WSVN — Thanksgiving is behind us, but if you still have leftovers and are tired of eating turkey sandwiches, then this recipe is just for you. It’s a turkey twist as we grab a bite with Belkys.

The Chef: Belkys Nerey
The Dish: Turkey Crescent Rolls

1-2 package crescent rolls, any brand
1 cup chopped turkey
1 cup cubed Swiss or mozzarella cheese (any kind that melts well)
1 Tsp. dill
*any Thanksgiving leftovers you’d like to spoon in: cranberry sauce, dressing, corn, etc.

Method of Preparation:

– Spray a muffin pan with non-stick spray. Open crescent rolls and pull them apart. They’ll look like triangles. Lay each piece across a depression in the muffin tin. Push the dough down to make a little bread bowl. Leave the edges out.

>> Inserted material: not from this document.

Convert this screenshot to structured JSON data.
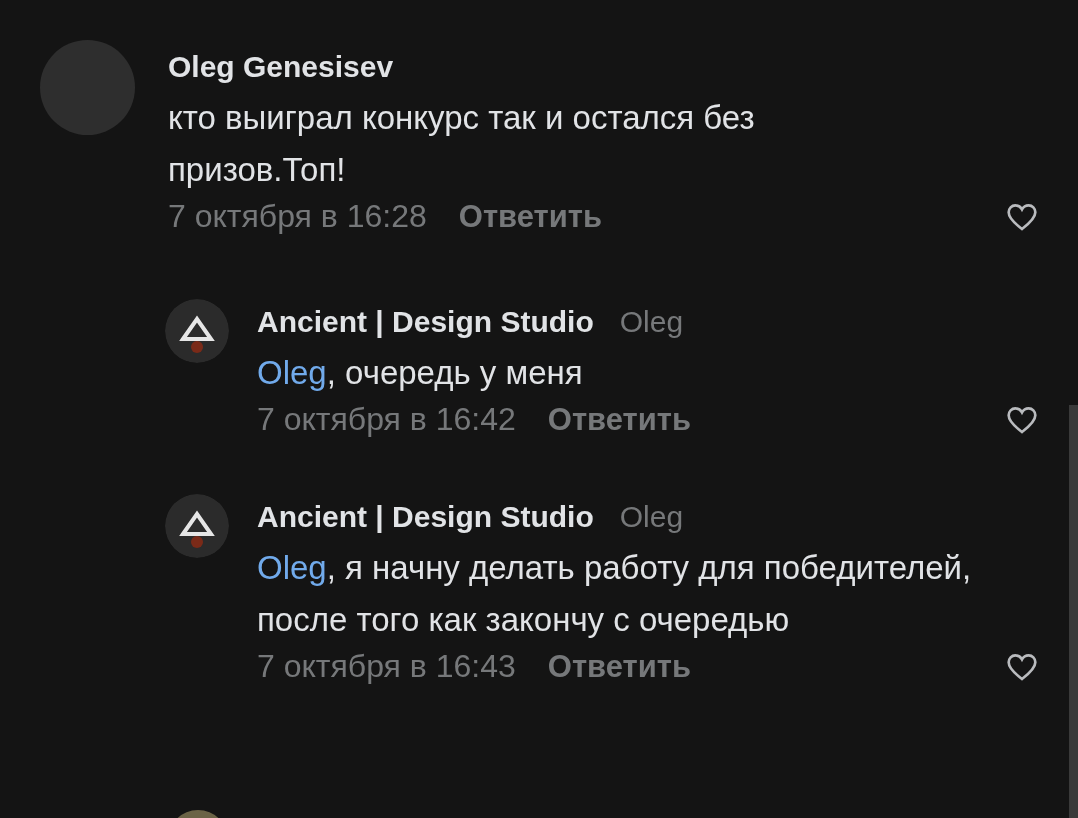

– Add a big spoonful of turkey, cheese and anything else you’d like. Fill to the top of the muffin depression, sprinkle with dill and fold the edges of the crescent roll over the top. It will look like a stuffed muffin.

– Set the oven to 375 degrees for about 10 minutes. (Follow the directions on the package).

– When it’s golden brown, it’s ready to eat!

To Plate:
Take the Turkey crescent rolls out of the muffin tin and put them on a serving plate. Garnish with toasted almonds and Craisins, or anything you like!